“Edigar, o Brasil não é um país sério”. A frase, tantas vezes repetida e frequentemente atribuída de forma equivocada a Charles de Gaulle, nasceu de um comentário amargo feito por um diplomata brasileiro, Carlos Alves de Sousa Filho, ao jornalista Luís Edgar de Andrade, durante a "Guerra da Lagosta". Décadas depois, ela retorna não como provocação estrangeira, mas como diagnóstico interno, reforçado por dados, sentenças judiciais e escândalos que se acumulam sem constrangimento.
O Brasil registrou, em 2024, a pior nota e a pior colocação de sua história no Índice de Percepção da Corrupção da Transparência Internacional. Foram 34 pontos, muito abaixo da média das Américas e do mundo. Não é opinião, é estatística. Não é retórica política, é leitura internacional sobre a credibilidade das instituições brasileiras.
Esse retrato não surge no vácuo. Ele se confunde, de maneira cada vez mais evidente, com o período em que a esquerda brasileira passou a comandar o país, especialmente sob o terceiro governo Lula. Os dois maiores escândalos recentes, o rombo bilionário no INSS e o caso da fraude no Banco Master, explodiram justamente no Lula 3, reforçando a percepção de que a corrupção deixou de ser episódica e passou a operar como sistema.
A sucessão de fatos é eloquente. O escândalo previdenciário, ainda em apuração, aponta para uma engrenagem que envolve políticos, empresários, servidores e agentes públicos, com prejuízos gigantescos ao erário e a mais de 6 milhões de velhinhos do INSS. Já o colapso do Banco Master expôs um lamaçal que enlameou o sistema financeiro, alcançando figuras do Executivo, do Legislativo e do Judiciário. Não são acusações retóricas, são investigações em curso e fatos amplamente noticiados.
Nesse contexto, a condenação da EMS, maior farmacêutica do país, e do Instituto Vital Brazil, surge como mais uma peça desse quebra-cabeça institucional. A Justiça Federal reconheceu que uma Parceria para o Desenvolvimento Produtivo com o Ministério da Saúde fracassou em seu objetivo central, a transferência de tecnologia, mas mesmo assim consumiu centenas de milhões de reais em pagamentos acima do preço de mercado. A juíza foi taxativa ao falar em “enriquecimento sem causa à custa do erário público”.
Entre 2012 e 2018, o Ministério da Saúde desembolsou mais de R$ 511 milhões por medicamentos contra o câncer, pagando valores até 484% superiores aos praticados após o fim da parceria. A justificativa era técnica, mas o resultado foi político e financeiro, o Estado pagou caro, o parceiro privado recebeu, e o interesse público foi negligenciado.

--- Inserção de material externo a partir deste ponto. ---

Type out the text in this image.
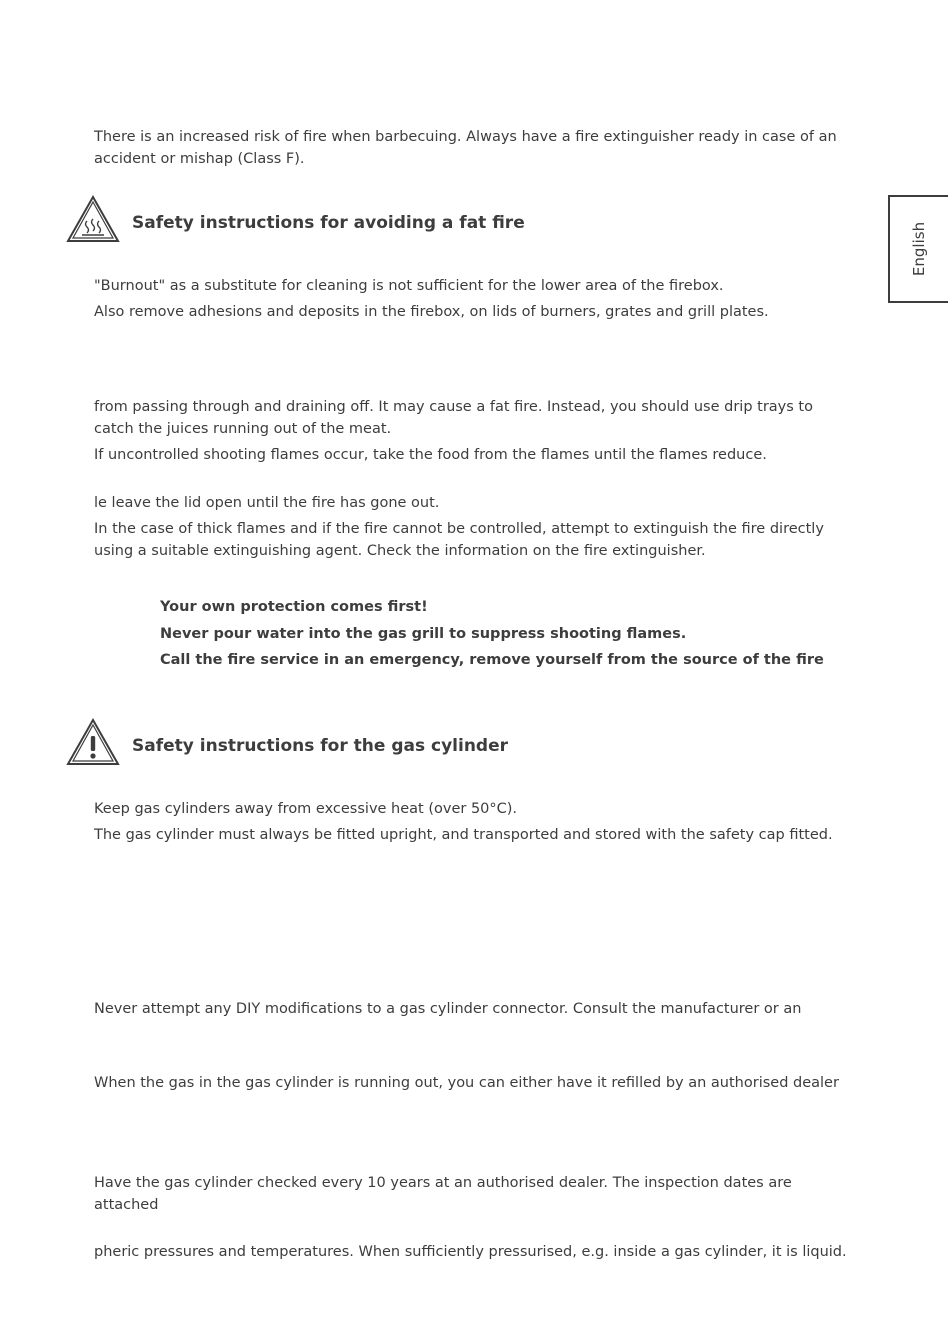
English

There is an increased risk of fire when barbecuing. Always have a fire extinguisher ready in case of an accident or mishap (Class F).

Safety instructions for avoiding a fat fire

"Burnout" as a substitute for cleaning is not sufficient for the lower area of the firebox.

Also remove adhesions and deposits in the firebox, on lids of burners, grates and grill plates.

from passing through and draining off. It may cause a fat fire. Instead, you should use drip trays to catch the juices running out of the meat.

If uncontrolled shooting flames occur, take the food from the flames until the flames reduce.

le leave the lid open until the fire has gone out.

In the case of thick flames and if the fire cannot be controlled, attempt to extinguish the fire directly using a suitable extinguishing agent. Check the information on the fire extinguisher.

Your own protection comes first!

Never pour water into the gas grill to suppress shooting flames.

Call the fire service in an emergency, remove yourself from the source of the fire

Safety instructions for the gas cylinder

Keep gas cylinders away from excessive heat (over 50°C).

The gas cylinder must always be fitted upright, and transported and stored with the safety cap fitted.

Never attempt any DIY modifications to a gas cylinder connector. Consult the manufacturer or an

When the gas in the gas cylinder is running out, you can either have it refilled by an authorised dealer

Have the gas cylinder checked every 10 years at an authorised dealer. The inspection dates are attached

pheric pressures and temperatures. When sufficiently pressurised, e.g. inside a gas cylinder, it is liquid.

No sistema financeiro, o cenário é igualmente perturbador. Fundos ligados à Reag, empresa liquidada pelo Banco Central, declararam bilhões de reais em participações associadas a CNPJs inexistentes, os chamados “emitentes gerais”. Um detalhe técnico? Não. Trata-se de uma distorção grave em um mercado que depende de confiança, transparência e rastreabilidade.
É nesse ambiente que uma frase antiga ganha contornos quase proféticos. O atual vice-presidente, Geraldo Alckmin, afirmou no passado que Lula queria “voltar à cena do crime”. À época, a declaração causou desconforto e foi tratada como exagero retórico. Hoje, à luz do que se vê no INSS, no sistema financeiro e nas parcerias bilionárias mal explicadas, a frase soa menos como provocação e mais como advertência ignorada.
No terceiro governo Lula, a corrupção não aparece como desvio isolado, mas como fenômeno recorrente, que atravessa áreas sensíveis do Estado, Saúde, Previdência, bancos, fundos de investimento. A repetição é o que mais chama atenção. Não se trata de um caso, mas de um padrão que mina a credibilidade institucional e compromete a imagem do país no exterior.
Enquanto isso, o Brasil afunda em rankings internacionais, perde confiança de investidores e assiste à normalização do escândalo. Tudo vira disputa narrativa, tudo é relativizado, tudo é politizado. O essencial, a proteção do dinheiro público e a integridade das instituições, fica em segundo plano.
Talvez o maior problema não seja a frase em si: "Edgar, le Brésil n'est pas un pays sérieux" (Edgar, o Brasil não é um país sério), mas o fato de ela continuar fazendo sentido. Enquanto corrupção, poder e impunidade caminharem juntos, o Brasil continuará explicando ao mundo por que não consegue ser levado a sério. E essa explicação, cada vez mais, tem endereço político claro.